Part III · Multi-head and beyond

The Transformer block, wired up.

We have every ingredient. Now we assemble. A Transformer block is a piece of circuitry with one attention sub-layer, one feed-forward sub-layer, two residuals, and two layer-norms — no more, no less.

Click any wire in the diagram. The right-hand panel explains what flows through it, what shape it has, and what the math does at that point.

The block

Figure 7 · encoder-layer data-flow

click any wire

Start with the input

Every wire carries a tensor of shape [n, d_model] — n tokens, each represented by a d_model-wide vector. That shape is preserved through the entire block, which is why you can stack them.

Fig 7 — the only operation that mixes across tokens is multi-head attention. The FFN applies position-wise; both residuals skip exactly one sub-layer.

The equation

Written out, one encoder layer is:

z = LayerNorm(x + MultiHead(x, x, x))
y = LayerNorm(z + FFN(z))

The residuals let gradient flow unblocked past every sub-layer; layer-norm keeps activations in a well-conditioned range; multi-head attention mixes information across tokens; the FFN (two linears with a ReLU between them) does the position-wise computation. Everything else in a full model — decoder, cross-attention, masking — is a variation on these four parts.
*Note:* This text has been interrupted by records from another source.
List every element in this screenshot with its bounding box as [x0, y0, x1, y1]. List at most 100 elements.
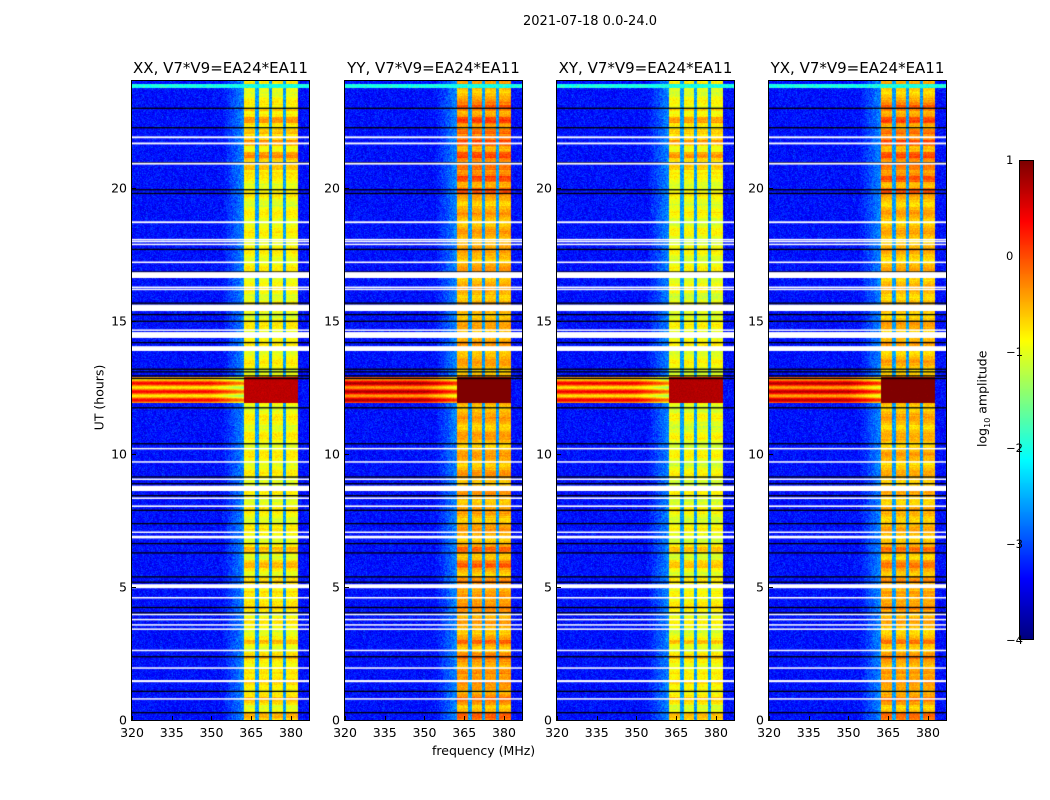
x-tick-mark: [251, 716, 253, 720]
y-tick-mark: [769, 586, 773, 588]
y-tick-label: 5: [544, 579, 552, 595]
x-tick-mark: [503, 716, 505, 720]
y-tick-label: 20: [111, 180, 127, 195]
x-tick-label: 380: [279, 725, 303, 740]
y-tick-mark: [557, 720, 561, 721]
heatmap-image: [557, 81, 734, 720]
panel-title: YX, V7*V9=EA24*EA11: [770, 59, 945, 77]
x-tick-label: 350: [199, 725, 224, 740]
y-tick-mark: [557, 586, 561, 588]
x-tick-label: 335: [796, 725, 821, 740]
x-tick-mark: [769, 716, 770, 720]
y-tick-mark: [345, 320, 349, 322]
x-tick-mark: [848, 716, 850, 720]
x-tick-mark: [290, 716, 292, 720]
x-tick-mark: [171, 716, 173, 720]
y-tick-mark: [769, 720, 773, 721]
y-tick-label: 5: [332, 579, 340, 595]
x-tick-label: 320: [757, 725, 781, 740]
y-tick-label: 10: [536, 446, 552, 462]
y-tick-label: 0: [119, 712, 127, 728]
colorbar-label-text: amplitude: [974, 350, 990, 418]
y-tick-label: 20: [536, 180, 552, 195]
x-tick-label: 365: [452, 725, 477, 740]
y-tick-label: 10: [324, 446, 340, 462]
y-tick-mark: [132, 187, 136, 189]
panel-title: XX, V7*V9=EA24*EA11: [133, 59, 308, 77]
x-tick-mark: [464, 716, 466, 720]
x-tick-label: 335: [584, 725, 609, 740]
x-tick-label: 365: [876, 725, 901, 740]
x-tick-label: 380: [916, 725, 940, 740]
y-axis-label: UT (hours): [91, 364, 107, 431]
y-tick-label: 15: [111, 313, 127, 329]
spectrogram-panel-2: YY, V7*V9=EA24*EA11 0 5 10 15 20 320 335 350 365 3…: [324, 59, 523, 740]
x-tick-label: 335: [159, 725, 184, 740]
colorbar-label: log10 amplitude: [974, 344, 992, 454]
colorbar-tick-label: 1: [1006, 153, 1014, 167]
x-tick-mark: [808, 716, 810, 720]
y-tick-mark: [769, 187, 773, 189]
x-tick-mark: [211, 716, 213, 720]
y-tick-mark: [557, 187, 561, 189]
x-tick-mark: [557, 716, 558, 720]
y-tick-label: 15: [536, 313, 552, 329]
y-tick-mark: [132, 586, 136, 588]
x-tick-label: 380: [492, 725, 516, 740]
x-tick-label: 320: [333, 725, 357, 740]
colorbar-tick-label: 0: [1006, 249, 1014, 263]
heatmap-image: [132, 81, 309, 720]
colorbar-tick-label: −1: [1006, 345, 1023, 359]
x-tick-label: 350: [836, 725, 861, 740]
x-tick-mark: [132, 716, 133, 720]
y-tick-label: 20: [324, 180, 340, 195]
x-tick-label: 380: [704, 725, 728, 740]
y-tick-mark: [345, 187, 349, 189]
colorbar-tick-label: −3: [1006, 537, 1023, 551]
x-tick-label: 365: [664, 725, 689, 740]
colorbar-label-base: 10: [982, 417, 992, 428]
x-tick-label: 320: [120, 725, 144, 740]
y-tick-label: 20: [748, 180, 764, 195]
y-tick-mark: [557, 320, 561, 322]
y-tick-mark: [769, 453, 773, 455]
y-tick-label: 15: [324, 313, 340, 329]
x-tick-mark: [384, 716, 386, 720]
y-tick-mark: [345, 453, 349, 455]
y-tick-label: 10: [748, 446, 764, 462]
x-tick-mark: [676, 716, 678, 720]
y-tick-mark: [132, 720, 136, 721]
colorbar-tick-label: −4: [1006, 633, 1023, 647]
spectrogram-panel-4: YX, V7*V9=EA24*EA11 0 5 10 15 20 320 335 350 365 3…: [748, 59, 947, 740]
x-tick-label: 365: [239, 725, 264, 740]
y-tick-label: 5: [756, 579, 764, 595]
x-tick-label: 350: [624, 725, 649, 740]
y-tick-mark: [132, 320, 136, 322]
heatmap-image: [345, 81, 522, 720]
spectrogram-panel-3: XY, V7*V9=EA24*EA11 0 5 10 15 20 320 335 350 365 3…: [536, 59, 735, 740]
x-tick-label: 350: [412, 725, 437, 740]
x-tick-label: 320: [545, 725, 569, 740]
x-tick-mark: [345, 716, 346, 720]
y-tick-label: 15: [748, 313, 764, 329]
x-tick-mark: [715, 716, 717, 720]
colorbar-tick-label: −2: [1006, 441, 1023, 455]
y-tick-label: 5: [119, 579, 127, 595]
panel-title: YY, V7*V9=EA24*EA11: [347, 59, 520, 77]
colorbar-label-log: log: [974, 427, 990, 447]
y-tick-mark: [345, 720, 349, 721]
heatmap-image: [769, 81, 946, 720]
y-tick-label: 10: [111, 446, 127, 462]
y-tick-mark: [345, 586, 349, 588]
y-tick-mark: [769, 320, 773, 322]
x-tick-mark: [888, 716, 890, 720]
x-tick-mark: [927, 716, 929, 720]
y-tick-label: 0: [332, 712, 340, 728]
panel-title: XY, V7*V9=EA24*EA11: [558, 59, 733, 77]
spectrogram-panel-1: XX, V7*V9=EA24*EA11 0 5 10 15 20 320 335 350 365 3…: [111, 59, 310, 740]
x-tick-mark: [636, 716, 638, 720]
y-tick-label: 0: [544, 712, 552, 728]
figure-title: 2021-07-18 0.0-24.0: [523, 14, 657, 29]
x-tick-mark: [424, 716, 426, 720]
x-axis-label: frequency (MHz): [432, 743, 536, 758]
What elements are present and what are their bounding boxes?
One sentence to remember — one block mixes across tokens once and across features once, then hands the result to the next block unchanged in shape.

What you've built

From a single dot product you now have: similarity → softmax → scaled dot-product attention → multi-head attention → positional encoding → the full block. Every Transformer in use today — the ones writing code, translating languages, folding proteins — is a stack of these blocks with variations on what's masked and what's cross-attended. The math is no harder than what you just read.